研究对象：本文讨论了一种改良的、成本效益高的太阳能烘干机的设计和建造，供尼日利亚普通农民或农业企业企业家使用。调查问题：由于资金限制，当地农民在安全有效地干燥收获的农产品以进行储存和加工方面经常遇到很多困难。因此，需要一种高效、低成本的太阳能干燥器设计来帮助实现这一目标。方法：设计的烘干机是一种被动式烘干机，它利用通过分别放置在烘干室和进气室上的玻璃收集器获得的热能。干燥机采用精心挑选的廉价材料设计和制造，干燥室尺寸为40cm x 40cm x 60cm，加热室尺寸为10cm x 80cm x 40厘米。玻璃收集器（4mm厚）以17.26°的入射角倾斜。用秋葵切片测试干燥机的性能。结果/实际使用领域：该研究产生了一种低成本（145.60欧元）的改良太阳能烘干机，能够以安全清洁的方式烘干农产品。在39°C–45°C的温度范围内干燥八（8）小时，干燥室四个托盘上的秋葵片的初始重量分别从150克降至9克、9克、10克和9克。
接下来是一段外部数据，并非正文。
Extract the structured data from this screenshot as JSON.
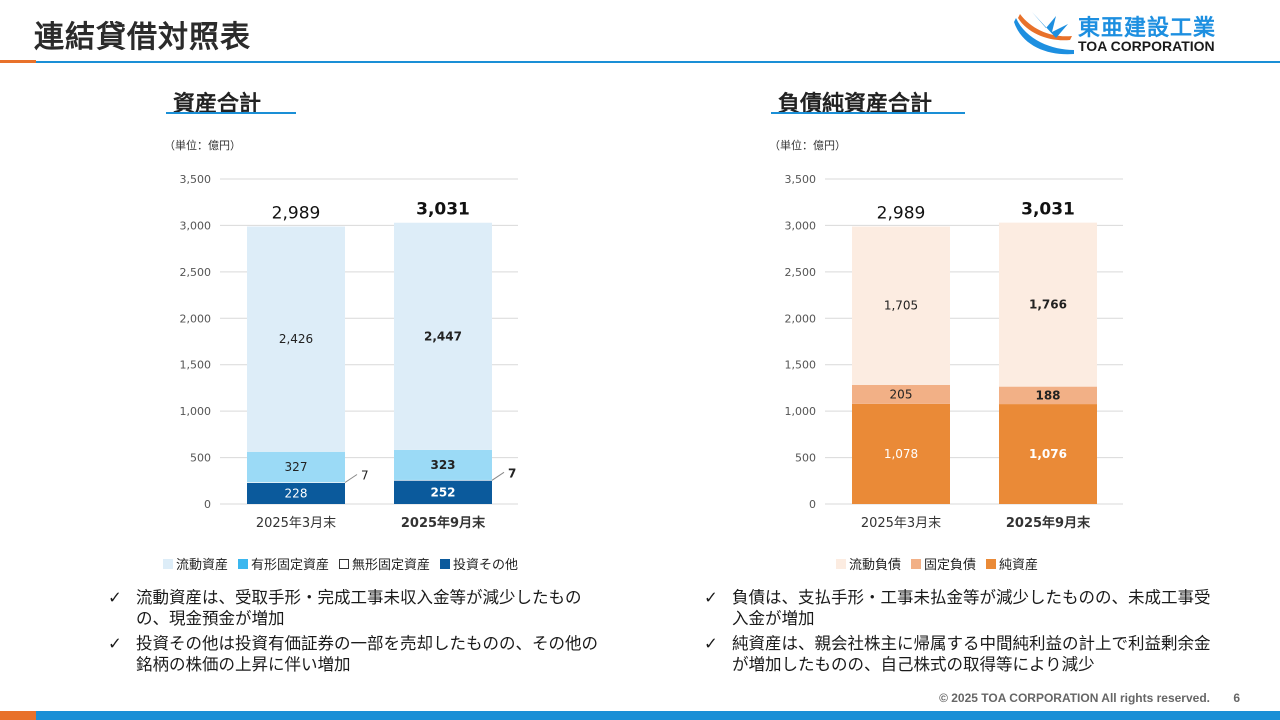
{
  "header": {
    "title": "連結貸借対照表"
  },
  "logo": {
    "jp": "東亜建設工業",
    "en": "TOA CORPORATION"
  },
  "chart_data": [
    {
      "type": "bar",
      "stacked": true,
      "title": "資産合計",
      "unit_label": "（単位：億円）",
      "categories": [
        "2025年3月末",
        "2025年9月末"
      ],
      "ylim": [
        0,
        3500
      ],
      "yticks": [
        "0",
        "500",
        "1,000",
        "1,500",
        "2,000",
        "2,500",
        "3,000",
        "3,500"
      ],
      "ytick_values": [
        0,
        500,
        1000,
        1500,
        2000,
        2500,
        3000,
        3500
      ],
      "series": [
        {
          "name": "投資その他",
          "values": [
            228,
            252
          ],
          "labels": [
            "228",
            "252"
          ],
          "color": "#0b5a9c",
          "label_color": "#ffffff"
        },
        {
          "name": "無形固定資産",
          "values": [
            7,
            7
          ],
          "labels": [
            "7",
            "7"
          ],
          "color": "#ffffff",
          "label_color": "#222222",
          "callout": true
        },
        {
          "name": "有形固定資産",
          "values": [
            327,
            323
          ],
          "labels": [
            "327",
            "323"
          ],
          "color": "#9bdaf6",
          "label_color": "#222222"
        },
        {
          "name": "流動資産",
          "values": [
            2426,
            2447
          ],
          "labels": [
            "2,426",
            "2,447"
          ],
          "color": "#ddedf8",
          "label_color": "#222222"
        }
      ],
      "totals": [
        2989,
        3031
      ],
      "total_labels": [
        "2,989",
        "3,031"
      ],
      "legend": [
        {
          "name": "流動資産",
          "color": "#ddedf8"
        },
        {
          "name": "有形固定資産",
          "color": "#3bb7ef"
        },
        {
          "name": "無形固定資産",
          "color": "#ffffff"
        },
        {
          "name": "投資その他",
          "color": "#0b5a9c"
        }
      ]
    },
    {
      "type": "bar",
      "stacked": true,
      "title": "負債純資産合計",
      "unit_label": "（単位：億円）",
      "categories": [
        "2025年3月末",
        "2025年9月末"
      ],
      "ylim": [
        0,
        3500
      ],
      "yticks": [
        "0",
        "500",
        "1,000",
        "1,500",
        "2,000",
        "2,500",
        "3,000",
        "3,500"
      ],
      "ytick_values": [
        0,
        500,
        1000,
        1500,
        2000,
        2500,
        3000,
        3500
      ],
      "series": [
        {
          "name": "純資産",
          "values": [
            1078,
            1076
          ],
          "labels": [
            "1,078",
            "1,076"
          ],
          "color": "#ea8a37",
          "label_color": "#ffffff"
        },
        {
          "name": "固定負債",
          "values": [
            205,
            188
          ],
          "labels": [
            "205",
            "188"
          ],
          "color": "#f2b086",
          "label_color": "#222222"
        },
        {
          "name": "流動負債",
          "values": [
            1705,
            1766
          ],
          "labels": [
            "1,705",
            "1,766"
          ],
          "color": "#fcece1",
          "label_color": "#222222"
        }
      ],
      "totals": [
        2989,
        3031
      ],
      "total_labels": [
        "2,989",
        "3,031"
      ],
      "legend": [
        {
          "name": "流動負債",
          "color": "#fcece1"
        },
        {
          "name": "固定負債",
          "color": "#f2b086"
        },
        {
          "name": "純資産",
          "color": "#ea8a37"
        }
      ]
    }
  ],
  "notes_left": [
    "流動資産は、受取手形・完成工事未収入金等が減少したものの、現金預金が増加",
    "投資その他は投資有価証券の一部を売却したものの、その他の銘柄の株価の上昇に伴い増加"
  ],
  "notes_right": [
    "負債は、支払手形・工事未払金等が減少したものの、未成工事受入金が増加",
    "純資産は、親会社株主に帰属する中間純利益の計上で利益剰余金が増加したものの、自己株式の取得等により減少"
  ],
  "check_mark": "✓",
  "footer": {
    "copyright": "© 2025 TOA CORPORATION  All rights reserved.",
    "page": "6"
  }
}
将鼓励当地农民和农业企业家使用这种清洁的替代品来干燥食品，而不会有定期阳光干燥的缺点。结论：在安装太阳能电池板以提高干燥机性能方面，还需要做更多的工作。为了提高烘干机的效率，还应在旱季进行更多的测试工作。

本文章由计算机程序翻译，如有差异，请以英文原文为准。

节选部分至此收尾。